At this point, these amorphous terrorists are actually winning the war, maybe even smirking during prayer time. Yes, we won the Battle of Iraq, but we are losing the more important mission of securing the peace, and, like Vietnam, looking for any responsible way out.
I once work for U.S. Senator Spark Matsunaga, who had, as his noblest goal, the establishment of the U.S. Peace Academy, for, if we are training warriors for war, he felt we should spend more to instruct peacemakers for peace. In the early 80’s, the Matsunaga Commission listened to what amounted to 6,000 pages of testimony, and recommended a national peace academy. Matsunaga was the lead sponsor of a Senate bill that was adopted on June 22, 1984 to establish a U.S. Academy of Peace. The furthest this went, though, was the establishment in 1986 of the U.S. Institutes of Peace to conduct research on the subject. More recently, Representative Dennis Kucinich, in 2005, introduced a bill to establish cabinet-level Department of Peace and Non-violence. He reintroduced HR 808 with 65 cosponsors in 2007.
I have on my office wall a press release from Spark M. Matsunaga entitled, “Matsunaga on Crime, Punishment and Energy.” Dated April 1, 1981, it says Sen. Spike Matsunaga introduced a bold and historic measure called the National Crime Prevention, Research, Development and Demonstration Act, featuring mild to severe torture. This was apocryphal, of course, and only a reaction of fellow office-mate, Harvey Meyerson’s, and my, playful response to a recommendation of Sparky’s re-election campaign to feature crime as his major platform focus, something we thought was idiotic on strength of his past legislation. Certainly, this press release never was even shared with the staff, for we probably would have been fired if it ever got out.
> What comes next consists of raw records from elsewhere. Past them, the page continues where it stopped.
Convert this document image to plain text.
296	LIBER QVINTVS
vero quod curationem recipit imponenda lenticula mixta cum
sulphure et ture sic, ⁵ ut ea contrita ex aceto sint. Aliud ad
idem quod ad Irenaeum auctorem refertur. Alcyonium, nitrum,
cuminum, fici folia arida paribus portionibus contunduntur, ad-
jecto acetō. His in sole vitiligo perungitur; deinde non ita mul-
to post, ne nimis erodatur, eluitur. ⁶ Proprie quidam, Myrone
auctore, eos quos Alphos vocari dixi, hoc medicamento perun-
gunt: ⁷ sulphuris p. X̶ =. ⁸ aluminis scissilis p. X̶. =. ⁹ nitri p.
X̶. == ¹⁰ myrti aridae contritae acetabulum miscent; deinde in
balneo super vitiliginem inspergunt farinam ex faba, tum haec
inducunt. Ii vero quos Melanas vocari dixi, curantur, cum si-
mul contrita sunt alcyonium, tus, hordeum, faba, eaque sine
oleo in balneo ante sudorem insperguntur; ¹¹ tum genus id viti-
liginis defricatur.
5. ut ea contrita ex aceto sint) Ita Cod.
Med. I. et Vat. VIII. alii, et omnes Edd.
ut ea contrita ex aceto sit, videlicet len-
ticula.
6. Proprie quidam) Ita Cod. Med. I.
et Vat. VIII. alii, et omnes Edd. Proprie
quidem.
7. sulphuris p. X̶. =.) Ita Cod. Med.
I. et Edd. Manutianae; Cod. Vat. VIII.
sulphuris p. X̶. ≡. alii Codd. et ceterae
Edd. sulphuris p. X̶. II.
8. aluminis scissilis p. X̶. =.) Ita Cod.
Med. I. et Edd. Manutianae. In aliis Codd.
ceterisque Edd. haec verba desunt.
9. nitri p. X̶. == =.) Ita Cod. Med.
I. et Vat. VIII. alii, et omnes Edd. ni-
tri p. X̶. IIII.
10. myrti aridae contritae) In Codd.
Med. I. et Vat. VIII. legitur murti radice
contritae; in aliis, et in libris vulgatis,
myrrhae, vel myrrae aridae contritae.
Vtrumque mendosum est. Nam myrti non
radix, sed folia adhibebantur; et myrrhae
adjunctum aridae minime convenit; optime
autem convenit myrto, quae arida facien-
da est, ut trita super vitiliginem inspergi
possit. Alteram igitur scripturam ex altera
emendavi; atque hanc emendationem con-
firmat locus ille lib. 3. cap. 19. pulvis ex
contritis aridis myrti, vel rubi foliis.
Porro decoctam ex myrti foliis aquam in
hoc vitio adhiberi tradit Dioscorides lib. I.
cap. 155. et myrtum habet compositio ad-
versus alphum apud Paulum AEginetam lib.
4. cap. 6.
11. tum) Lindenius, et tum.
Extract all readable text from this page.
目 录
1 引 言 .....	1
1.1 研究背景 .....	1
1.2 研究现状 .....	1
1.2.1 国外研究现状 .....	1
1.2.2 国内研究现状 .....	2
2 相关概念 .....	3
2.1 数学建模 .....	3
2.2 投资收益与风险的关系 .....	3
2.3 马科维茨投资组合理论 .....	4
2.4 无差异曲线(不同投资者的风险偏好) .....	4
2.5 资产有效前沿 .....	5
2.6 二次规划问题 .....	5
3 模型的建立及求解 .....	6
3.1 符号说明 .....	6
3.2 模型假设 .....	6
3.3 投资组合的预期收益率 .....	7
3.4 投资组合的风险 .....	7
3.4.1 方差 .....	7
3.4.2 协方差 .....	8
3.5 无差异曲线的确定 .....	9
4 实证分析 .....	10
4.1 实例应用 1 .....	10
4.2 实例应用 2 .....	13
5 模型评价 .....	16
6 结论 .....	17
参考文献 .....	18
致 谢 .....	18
Well, this is a fitting segue to start with combating crime. Why link crime to war? Well, both kill, or, otherwise inconvenience, our society. Can you imagine a world without crime and wars? Well, then, why not also eliminate natural death? Sure. But that’s in the next chapter. What about needless infighting in a family or the injustices that goes on in jungles? Where there are people, there will be differences of opinion. In the jungle, that’s the law of nature…survival of the fittest…evolution. Let us focus on crime and major wars, something fundamentally human, yet potentially manageable.